Ms. Murphy, who oversees a team including chief investment strategist Bob Landy, investment management advocate Christian Yoss, and head of investment operations David Hallman, explains her role as leveraging the investment side to expand the overall business of United Capital.

“We will be moving the platform toward a certain number of goals, including best-in-class investment management, and innovative investment solutions delivered in a cost-effective way, with the adviser being the central focus,” she said.

Ms. Murphy will be using her expertise to build out the product offerings for both United Capital advisers and the growing ranks of outside advisers using the FinLife platform. First on the agenda, she said, is increasing access to alternative investment products and socially responsible strategies.

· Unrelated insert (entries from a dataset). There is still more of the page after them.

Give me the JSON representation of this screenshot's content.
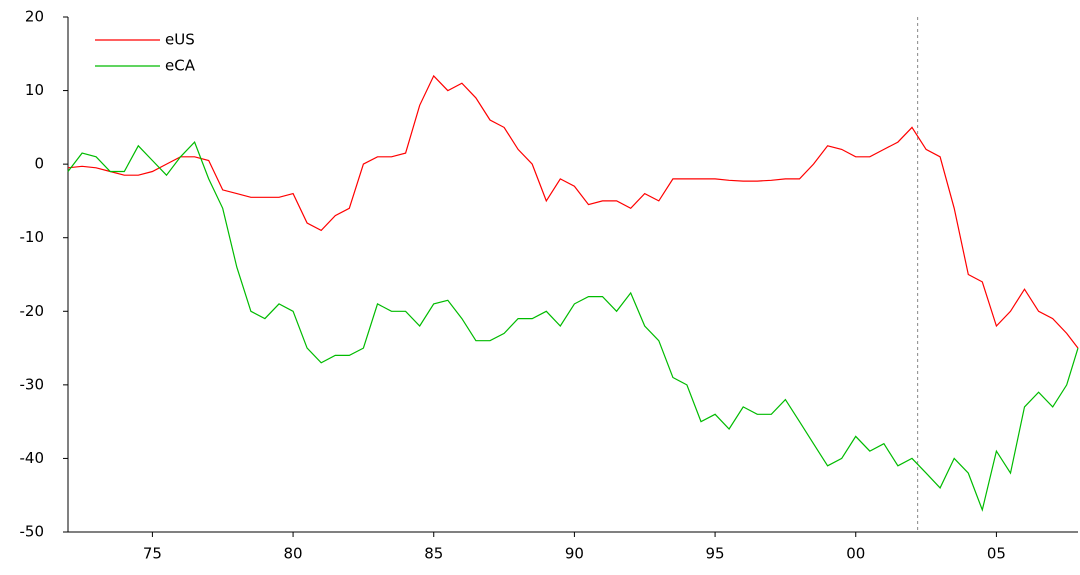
{
  "chart_data": {
    "type": "line",
    "x": [
      1972,
      1972.5,
      1973,
      1973.5,
      1974,
      1974.5,
      1975,
      1975.5,
      1976,
      1976.5,
      1977,
      1977.5,
      1978,
      1978.5,
      1979,
      1979.5,
      1980,
      1980.5,
      1981,
      1981.5,
      1982,
      1982.5,
      1983,
      1983.5,
      1984,
      1984.5,
      1985,
      1985.5,
      1986,
      1986.5,
      1987,
      1987.5,
      1988,
      1988.5,
      1989,
      1989.5,
      1990,
      1990.5,
      1991,
      1991.5,
      1992,
      1992.5,
      1993,
      1993.5,
      1994,
      1994.5,
      1995,
      1995.5,
      1996,
      1996.5,
      1997,
      1997.5,
      1998,
      1998.5,
      1999,
      1999.5,
      2000,
      2000.5,
      2001,
      2001.5,
      2002,
      2002.5,
      2003,
      2003.5,
      2004,
      2004.5,
      2005,
      2005.5,
      2006,
      2006.5,
      2007,
      2007.5,
      2007.9
    ],
    "series": [
      {
        "name": "eUS",
        "color": "#ff0000",
        "values": [
          -0.5,
          -0.3,
          -0.5,
          -1,
          -1.5,
          -1.5,
          -1,
          0,
          1,
          1,
          0.5,
          -3.5,
          -4,
          -4.5,
          -4.5,
          -4.5,
          -4,
          -8,
          -9,
          -7,
          -6,
          0,
          1,
          1,
          1.5,
          8,
          12,
          10,
          11,
          9,
          6,
          5,
          2,
          0,
          -5,
          -2,
          -3,
          -5.5,
          -5,
          -5,
          -6,
          -4,
          -5,
          -2,
          -2,
          -2,
          -2,
          -2.2,
          -2.3,
          -2.3,
          -2.2,
          -2,
          -2,
          0,
          2.5,
          2,
          1,
          1,
          2,
          3,
          5,
          2,
          1,
          -6,
          -15,
          -16,
          -22,
          -20,
          -17,
          -20,
          -21,
          -23,
          -25
        ]
      },
      {
        "name": "eCA",
        "color": "#00bb00",
        "values": [
          -1,
          1.5,
          1,
          -1,
          -1,
          2.5,
          0.5,
          -1.5,
          1,
          3,
          -2,
          -6,
          -14,
          -20,
          -21,
          -19,
          -20,
          -25,
          -27,
          -26,
          -26,
          -25,
          -19,
          -20,
          -20,
          -22,
          -19,
          -18.5,
          -21,
          -24,
          -24,
          -23,
          -21,
          -21,
          -20,
          -22,
          -19,
          -18,
          -18,
          -20,
          -17.5,
          -22,
          -24,
          -29,
          -30,
          -35,
          -34,
          -36,
          -33,
          -34,
          -34,
          -32,
          -35,
          -38,
          -41,
          -40,
          -37,
          -39,
          -38,
          -41,
          -40,
          -42,
          -44,
          -40,
          -42,
          -47,
          -39,
          -42,
          -33,
          -31,
          -33,
          -30,
          -25
        ]
      }
    ],
    "xlim": [
      1972,
      2007.9
    ],
    "xticks": [
      {
        "value": 1975,
        "label": "75"
      },
      {
        "value": 1980,
        "label": "80"
      },
      {
        "value": 1985,
        "label": "85"
      },
      {
        "value": 1990,
        "label": "90"
      },
      {
        "value": 1995,
        "label": "95"
      },
      {
        "value": 2000,
        "label": "00"
      },
      {
        "value": 2005,
        "label": "05"
      }
    ],
    "ylim": [
      -50,
      20
    ],
    "yticks": [
      -50,
      -40,
      -30,
      -20,
      -10,
      0,
      10,
      20
    ],
    "vlines": [
      2002.2
    ],
    "legend": "upper-left"
  }
}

United Capital founder and CEO Joe Duran said Ms. Murphy is filling a position that has been vacant for a couple of years, and that she is coming on board just in time to help with the growth expectations for FinLife CX, a white-label version of the company’s technology and investment platform aimed at outside advisory firms.

Mr. Duran counts more than $8 billion worth of “assets under contract” from outside advisers already using the FinLife CX platform, and he expects that number to reach $20 billion by year end.

The investment-only part of the FinLife platform has $500 million from outside advisers, and Mr. Duran expects that total to exceed $1 billion by year end.

United Capital charges outside advisers $600 annually per client to access the technology and services platform.

The fee for the investments-only portion of the platform starts at 15 basis points.

“Kara will be building solutions for our FinLife adviser clients so they want to use our investment platforms for more of their clients,” he said. “It’s very difficult for independent advisory firms to create new investments, but we can leverage our size to invest in people like Kara to make the investment solutions.”

In terms of Ms. Murphy being United Capital’s first female CIO, Mr. Duran said gender was not the driving factor in the decision to hire her, but he does value the message it sends to other women at the company.

“I’m proud of it because we get to diversify, but it wasn’t the dominant reason,” he said. “It’s important to have the diversity of perspective from a mom and a wife and a female executive. We have a lot of female up and comers in our company and it’s good for them to see we don’t care what your gender is. We just want people to be great.”